Il faut voir ce qu’elle n’est pas. Fénelon ne conteste ni la monarchie, ni l’hérédité, ni le sacre ; il ne réclame ni assemblée ni constitution. Il reproche au roi de n'être pas assez roi, et fonde ce reproche sur ce qui fonde la royauté même : le prince répond de son royaume devant Dieu. Le texte entier est donné dans notre bibliothèque.
Le quiétisme, et la soumission
Il avait rencontré Madame Guyon, qui enseignait une voie de pur amour où l'âme, abandonnée à Dieu, ne désire plus rien, pas même son salut. Fénelon crut y reconnaître la tradition des mystiques. Bossuet y vit une négation de l’effort chrétien et des sacrements.
La querelle des deux prélats dura quatre ans et fut féroce. Fénelon publia en 1697 l’Explication des maximes des saints ; Bossuet répliqua, obtint l’appui du roi, et l’affaire monta à Rome. Le 12 mars 1699, le bref Cum alias d’Innocent XII condamna vingt-trois propositions du livre.

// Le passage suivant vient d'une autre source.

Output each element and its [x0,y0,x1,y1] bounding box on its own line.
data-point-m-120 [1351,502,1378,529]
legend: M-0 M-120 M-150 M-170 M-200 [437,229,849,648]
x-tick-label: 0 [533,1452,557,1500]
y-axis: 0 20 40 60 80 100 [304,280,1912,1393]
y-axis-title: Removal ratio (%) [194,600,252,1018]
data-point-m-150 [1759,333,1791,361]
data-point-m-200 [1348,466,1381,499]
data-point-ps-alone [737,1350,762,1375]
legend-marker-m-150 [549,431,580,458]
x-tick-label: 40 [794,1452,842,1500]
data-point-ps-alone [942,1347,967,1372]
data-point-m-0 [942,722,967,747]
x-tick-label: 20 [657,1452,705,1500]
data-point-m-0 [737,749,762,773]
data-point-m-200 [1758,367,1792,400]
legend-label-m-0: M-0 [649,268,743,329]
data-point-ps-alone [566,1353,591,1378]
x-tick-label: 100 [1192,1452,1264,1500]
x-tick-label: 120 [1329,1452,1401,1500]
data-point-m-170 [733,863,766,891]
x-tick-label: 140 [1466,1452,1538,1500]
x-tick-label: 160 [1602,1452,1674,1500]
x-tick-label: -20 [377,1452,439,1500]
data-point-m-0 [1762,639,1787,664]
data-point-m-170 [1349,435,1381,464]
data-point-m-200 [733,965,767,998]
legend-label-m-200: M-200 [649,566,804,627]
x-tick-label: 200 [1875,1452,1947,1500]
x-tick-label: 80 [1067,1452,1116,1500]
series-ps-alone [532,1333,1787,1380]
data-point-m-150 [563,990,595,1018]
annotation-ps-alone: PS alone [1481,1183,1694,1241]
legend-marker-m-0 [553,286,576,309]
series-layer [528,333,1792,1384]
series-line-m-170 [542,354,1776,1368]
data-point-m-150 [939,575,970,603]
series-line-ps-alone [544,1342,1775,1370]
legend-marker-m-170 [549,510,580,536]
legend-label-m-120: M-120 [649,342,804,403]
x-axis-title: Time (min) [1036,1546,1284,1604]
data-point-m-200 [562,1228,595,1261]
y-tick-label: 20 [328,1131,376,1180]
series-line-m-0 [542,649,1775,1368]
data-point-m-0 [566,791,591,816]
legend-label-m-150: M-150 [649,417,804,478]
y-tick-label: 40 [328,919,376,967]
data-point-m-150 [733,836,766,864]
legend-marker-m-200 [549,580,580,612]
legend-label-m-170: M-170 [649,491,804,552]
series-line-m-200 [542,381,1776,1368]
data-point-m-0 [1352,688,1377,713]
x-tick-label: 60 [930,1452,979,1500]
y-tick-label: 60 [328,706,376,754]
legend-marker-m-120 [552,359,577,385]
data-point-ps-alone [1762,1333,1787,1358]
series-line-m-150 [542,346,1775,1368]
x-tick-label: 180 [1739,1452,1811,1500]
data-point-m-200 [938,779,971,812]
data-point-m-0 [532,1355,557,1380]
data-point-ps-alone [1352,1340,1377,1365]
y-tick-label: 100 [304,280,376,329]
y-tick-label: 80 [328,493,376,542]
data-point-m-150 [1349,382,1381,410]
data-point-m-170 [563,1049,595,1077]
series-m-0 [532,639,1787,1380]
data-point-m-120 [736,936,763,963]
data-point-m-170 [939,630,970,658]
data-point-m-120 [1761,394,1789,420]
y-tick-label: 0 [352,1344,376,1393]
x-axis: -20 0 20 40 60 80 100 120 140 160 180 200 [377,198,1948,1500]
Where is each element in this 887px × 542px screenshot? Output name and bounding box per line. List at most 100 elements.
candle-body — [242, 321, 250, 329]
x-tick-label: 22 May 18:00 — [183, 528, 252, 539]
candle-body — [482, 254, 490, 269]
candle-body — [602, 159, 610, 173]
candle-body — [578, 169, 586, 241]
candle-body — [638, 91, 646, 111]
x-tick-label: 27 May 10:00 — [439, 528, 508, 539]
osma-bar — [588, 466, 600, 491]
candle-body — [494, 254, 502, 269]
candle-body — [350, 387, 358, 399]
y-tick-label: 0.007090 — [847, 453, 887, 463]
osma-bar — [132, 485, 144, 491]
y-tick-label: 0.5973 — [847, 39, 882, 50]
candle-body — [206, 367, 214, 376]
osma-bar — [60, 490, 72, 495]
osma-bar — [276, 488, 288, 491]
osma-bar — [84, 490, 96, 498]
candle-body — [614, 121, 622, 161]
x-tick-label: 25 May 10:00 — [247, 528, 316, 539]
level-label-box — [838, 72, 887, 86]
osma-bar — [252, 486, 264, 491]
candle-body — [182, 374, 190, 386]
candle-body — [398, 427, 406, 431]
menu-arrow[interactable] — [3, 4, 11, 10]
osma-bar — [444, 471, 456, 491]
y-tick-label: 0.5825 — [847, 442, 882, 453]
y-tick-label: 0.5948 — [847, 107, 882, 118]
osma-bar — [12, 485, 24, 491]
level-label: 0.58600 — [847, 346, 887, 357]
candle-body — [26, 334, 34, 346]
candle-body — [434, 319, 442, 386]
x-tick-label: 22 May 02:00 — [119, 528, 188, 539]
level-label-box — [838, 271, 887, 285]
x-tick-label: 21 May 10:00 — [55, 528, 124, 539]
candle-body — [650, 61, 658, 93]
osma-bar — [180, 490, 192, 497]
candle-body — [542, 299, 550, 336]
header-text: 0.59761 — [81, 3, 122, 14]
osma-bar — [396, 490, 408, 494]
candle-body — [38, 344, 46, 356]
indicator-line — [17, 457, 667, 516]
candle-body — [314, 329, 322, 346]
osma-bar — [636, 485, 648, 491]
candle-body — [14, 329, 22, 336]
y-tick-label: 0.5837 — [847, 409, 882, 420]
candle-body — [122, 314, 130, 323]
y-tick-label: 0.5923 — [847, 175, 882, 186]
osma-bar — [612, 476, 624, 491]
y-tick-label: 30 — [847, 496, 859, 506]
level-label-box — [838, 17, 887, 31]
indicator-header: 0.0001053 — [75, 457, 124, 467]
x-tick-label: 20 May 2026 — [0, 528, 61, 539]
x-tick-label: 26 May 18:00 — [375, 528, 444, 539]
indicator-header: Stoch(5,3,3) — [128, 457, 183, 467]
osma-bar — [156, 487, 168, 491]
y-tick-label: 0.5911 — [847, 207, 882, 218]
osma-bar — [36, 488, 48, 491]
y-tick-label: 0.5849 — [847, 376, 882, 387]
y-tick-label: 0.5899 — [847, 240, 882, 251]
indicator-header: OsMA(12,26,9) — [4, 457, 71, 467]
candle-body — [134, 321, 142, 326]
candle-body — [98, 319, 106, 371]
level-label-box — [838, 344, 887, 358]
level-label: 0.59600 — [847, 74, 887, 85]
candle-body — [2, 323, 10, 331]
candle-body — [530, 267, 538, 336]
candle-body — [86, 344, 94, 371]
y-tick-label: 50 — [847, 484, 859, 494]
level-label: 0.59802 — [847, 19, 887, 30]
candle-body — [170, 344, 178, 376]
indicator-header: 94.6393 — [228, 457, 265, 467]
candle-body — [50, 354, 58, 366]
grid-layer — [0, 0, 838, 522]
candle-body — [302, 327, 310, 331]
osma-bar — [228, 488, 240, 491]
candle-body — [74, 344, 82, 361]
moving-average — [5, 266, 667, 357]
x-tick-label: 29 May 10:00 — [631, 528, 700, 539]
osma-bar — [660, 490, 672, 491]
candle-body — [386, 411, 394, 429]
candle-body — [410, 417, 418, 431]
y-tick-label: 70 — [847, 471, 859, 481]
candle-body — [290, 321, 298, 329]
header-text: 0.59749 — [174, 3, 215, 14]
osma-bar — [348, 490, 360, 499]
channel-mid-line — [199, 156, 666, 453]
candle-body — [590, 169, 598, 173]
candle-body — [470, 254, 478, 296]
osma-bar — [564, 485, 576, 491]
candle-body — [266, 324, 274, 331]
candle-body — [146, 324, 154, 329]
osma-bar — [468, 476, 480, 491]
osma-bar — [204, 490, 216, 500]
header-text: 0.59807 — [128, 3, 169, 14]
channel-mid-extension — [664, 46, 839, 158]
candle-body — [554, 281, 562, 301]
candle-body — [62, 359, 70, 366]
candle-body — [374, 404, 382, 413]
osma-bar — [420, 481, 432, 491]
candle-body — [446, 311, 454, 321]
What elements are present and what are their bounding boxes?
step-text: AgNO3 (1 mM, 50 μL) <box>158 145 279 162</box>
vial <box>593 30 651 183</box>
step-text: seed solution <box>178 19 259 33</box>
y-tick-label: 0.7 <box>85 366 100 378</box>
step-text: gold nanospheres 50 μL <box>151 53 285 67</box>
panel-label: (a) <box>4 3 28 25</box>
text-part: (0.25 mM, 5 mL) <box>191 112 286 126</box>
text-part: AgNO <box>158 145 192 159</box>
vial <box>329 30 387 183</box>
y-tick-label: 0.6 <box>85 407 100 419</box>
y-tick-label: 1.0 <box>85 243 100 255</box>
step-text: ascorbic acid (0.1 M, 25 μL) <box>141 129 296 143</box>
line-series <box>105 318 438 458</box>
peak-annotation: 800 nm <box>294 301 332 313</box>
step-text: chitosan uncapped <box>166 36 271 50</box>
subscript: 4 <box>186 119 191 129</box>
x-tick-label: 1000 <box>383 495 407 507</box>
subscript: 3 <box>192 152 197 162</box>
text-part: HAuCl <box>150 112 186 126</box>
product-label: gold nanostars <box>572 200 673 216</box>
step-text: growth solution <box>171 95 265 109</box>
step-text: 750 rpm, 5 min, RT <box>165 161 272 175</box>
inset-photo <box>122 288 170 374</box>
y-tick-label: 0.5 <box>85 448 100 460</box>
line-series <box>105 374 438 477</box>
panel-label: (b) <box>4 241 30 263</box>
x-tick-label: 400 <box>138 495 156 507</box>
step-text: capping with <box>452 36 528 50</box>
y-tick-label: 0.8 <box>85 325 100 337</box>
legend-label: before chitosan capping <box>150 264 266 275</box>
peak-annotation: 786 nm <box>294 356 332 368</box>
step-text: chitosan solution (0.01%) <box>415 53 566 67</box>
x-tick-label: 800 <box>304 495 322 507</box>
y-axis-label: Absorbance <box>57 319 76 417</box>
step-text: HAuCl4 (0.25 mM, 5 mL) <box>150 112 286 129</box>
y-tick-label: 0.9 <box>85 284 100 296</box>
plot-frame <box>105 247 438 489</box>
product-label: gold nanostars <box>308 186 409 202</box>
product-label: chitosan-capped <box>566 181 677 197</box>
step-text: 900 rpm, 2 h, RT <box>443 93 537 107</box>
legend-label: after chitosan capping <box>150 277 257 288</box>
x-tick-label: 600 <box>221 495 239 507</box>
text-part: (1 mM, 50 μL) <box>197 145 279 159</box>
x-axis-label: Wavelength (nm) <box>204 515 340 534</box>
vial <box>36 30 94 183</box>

Ce qui suit est le sommet de sa vie. Fénelon apprend la sentence, monte en chaire à Cambrai le dimanche suivant, lit lui-même la condamnation à ses fidèles, et déclare s’y soumettre absolument, sans restriction ni explication. Un homme qui avait tout misé sur ce livre le désavoua publiquement parce que l'Église l’avait dit. Ses adversaires eux-mêmes en furent frappés.
Cambrai
Il ne revit jamais la cour. Archevêque de Cambrai depuis 1695, il fut assigné à son diocèse et y demeura seize ans, sans en sortir.
Il y fut un évêque exemplaire : visites, séminaire, catéchisme, prédication. Quand la guerre de Succession d’Espagne dévasta la région, il ouvrit son palais aux réfugiés, vendit son argenterie, nourrit les soldats des deux camps — les Impériaux lui accordaient des sauf-conduits pour ses convois de blé.
Son espérance restait le duc de Bourgogne. Avec le duc de Chevreuse, il prépara en 1711 les Tables de Chaulnes, plan de gouvernement pour le règne à venir : états généraux périodiques, noblesse rendue au service, guerre restreinte, impôts allégés. Le 18 février 1712, le duc de Bourgogne mourut. Tout s’effondra.
Fénelon mourut à Cambrai le 7 janvier 1715, huit mois avant Louis XIV, à soixante-trois ans, des suites d’un accident de voiture. Il avait demandé à être enterré sans faste dans sa cathédrale.
Le XVIIIᵉ siècle en fit un précurseur et se trompa : il n’annonçait pas les Lumières, il rappelait l'Évangile. Mais le siècle avait senti juste sur un point — un royaume où l’on pouvait écrire cela au roi n'était pas un despotisme.